Paid Advertising
web application security lab

Archive for the 'CAPTCHA' Category

Spammers Hurt The Blind

Sunday, May 4th, 2008

There’s an interesting link talking about the lawsuit that Rite Aid just settled regarding their accessibility issues. In part it was in regards to their in-store issues, but it was also about their online accessibility, specifically around CAPTCHAs. So I spent a little time doing some more research into other issues around CAPTCHAs and the blind and in fact there are even concerns around the audio CAPTCHAs for the deaf-blind users.

One thing that was interesting is that many of the sites that have been targeted for law suits and angst have been either online retailers or websites that are heavy text based websites (Typepad, Livejournal, etc…). I guess that makes perfect sense, I just hadn’t thought about it before. I would expect there to be a lot more of this in the future, so if you use CAPTCHAs I’d consider at least getting an audio version, as I’ve discussed countless times. An interesting thought though: spammers have made it harder on the blind.
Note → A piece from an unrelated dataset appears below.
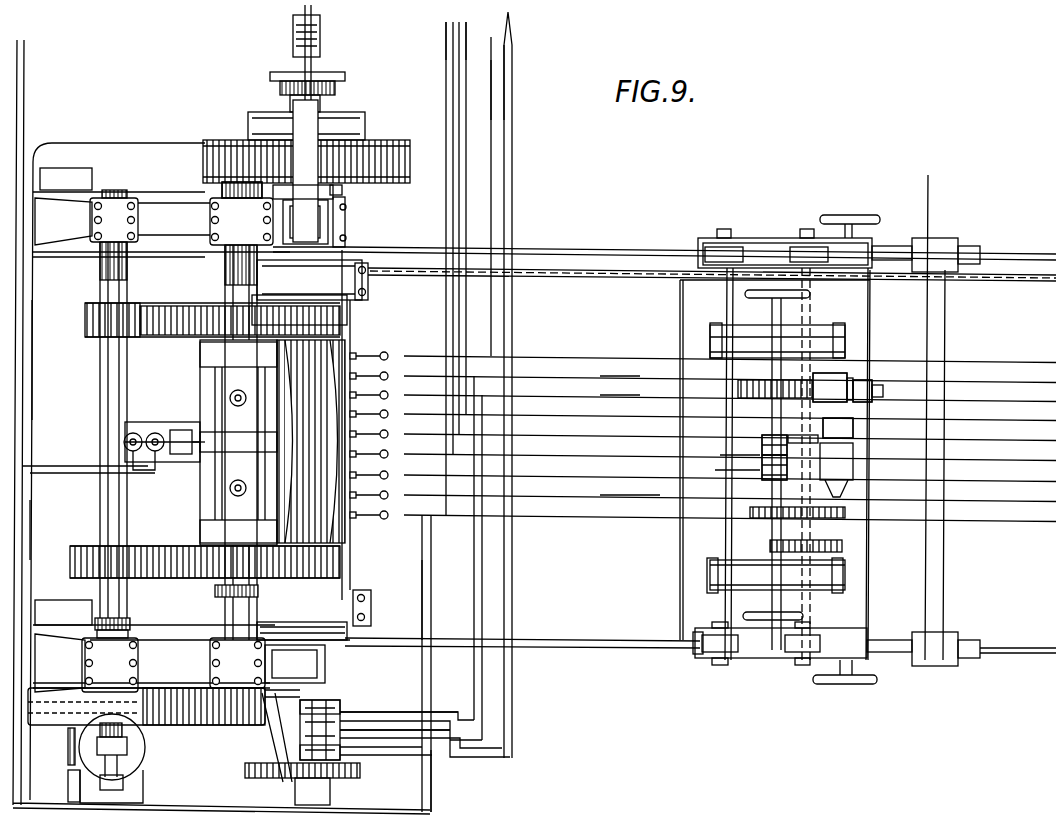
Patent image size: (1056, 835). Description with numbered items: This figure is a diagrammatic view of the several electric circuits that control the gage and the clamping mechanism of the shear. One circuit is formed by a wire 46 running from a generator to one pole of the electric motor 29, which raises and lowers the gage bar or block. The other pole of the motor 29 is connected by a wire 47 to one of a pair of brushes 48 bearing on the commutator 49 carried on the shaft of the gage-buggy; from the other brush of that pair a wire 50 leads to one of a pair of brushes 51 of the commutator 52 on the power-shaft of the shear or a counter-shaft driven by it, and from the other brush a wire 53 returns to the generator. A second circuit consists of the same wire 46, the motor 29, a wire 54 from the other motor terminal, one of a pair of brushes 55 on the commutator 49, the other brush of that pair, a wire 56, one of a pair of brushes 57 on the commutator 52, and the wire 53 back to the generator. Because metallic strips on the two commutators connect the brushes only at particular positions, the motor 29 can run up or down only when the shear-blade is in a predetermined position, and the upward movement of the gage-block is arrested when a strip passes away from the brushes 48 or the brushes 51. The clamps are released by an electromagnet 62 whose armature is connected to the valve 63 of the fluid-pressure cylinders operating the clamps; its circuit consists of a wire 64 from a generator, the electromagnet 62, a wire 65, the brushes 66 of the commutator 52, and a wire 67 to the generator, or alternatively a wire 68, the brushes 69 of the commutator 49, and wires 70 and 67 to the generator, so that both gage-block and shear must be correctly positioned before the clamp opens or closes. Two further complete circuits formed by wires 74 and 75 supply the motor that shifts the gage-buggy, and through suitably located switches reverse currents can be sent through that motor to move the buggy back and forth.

Yet another reason to hate spammers, I guess.

Malware Solving CAPTCHAs

Thursday, November 1st, 2007

There’s an interesting link on MSNBC about malware that’s trying to solve CAPTCHAs. Basically it’s using an ruse of a sexy girl who tempts you with nudity if you type in some letters/numbers. The letters/numbers are, of course, to social networking sites, webmail or whatever. Very clever, but also very stupid at the same time.

One thing we’ve seen actually is pretty clever. Malware has the ability to do a lot, including re-writing webpages on the fly. However, the goal isn’t just to re-write some banners (yes, sometimes that is the goal) but sometimes it’s to steal information. And sometimes it makes sense from an attacker’s perspective to ask for an additional piece of information (like a social security number) on a form. What I haven’t seen is adding an additional CAPTCHA to a page, which would be totally invisible to the average user (unlike a stripper on your desktop, which is sort of the opposite of subtle).

Good Articles on CAPTCHAs

Wednesday, August 22nd, 2007

Mark Burnett has a few good articles on my single favorite love-to-hate security measure, the CAPTCHA. Check the articles out here and here. They do a good job at explaining some of the high level problems with CAPTCHAs but don’t be fooled, this is only the tip of the iceburg as I’m sure Matt would agree. If you look on sla.ckers there is post after agonizing post where people are building and then breaking CAPTCHAs.

Jeremiah had a good post on this a year ago describing what makes an effective CAPTCHA. I’d like to go one further. I have actually never seen said mythical beast. I’m not even sure it can be done with the technology we have at our disposal. What I’m getting at is this. People have deficiencies and those deficiencies must be dealt with for them to be able to solve a puzzle. Some deficiencies are pretty dibilitating and include blindness. Okay, so we have audio CAPTCHAs to augment that issue. Then we have colorblind people. They too can use the audio CAPTCHAs.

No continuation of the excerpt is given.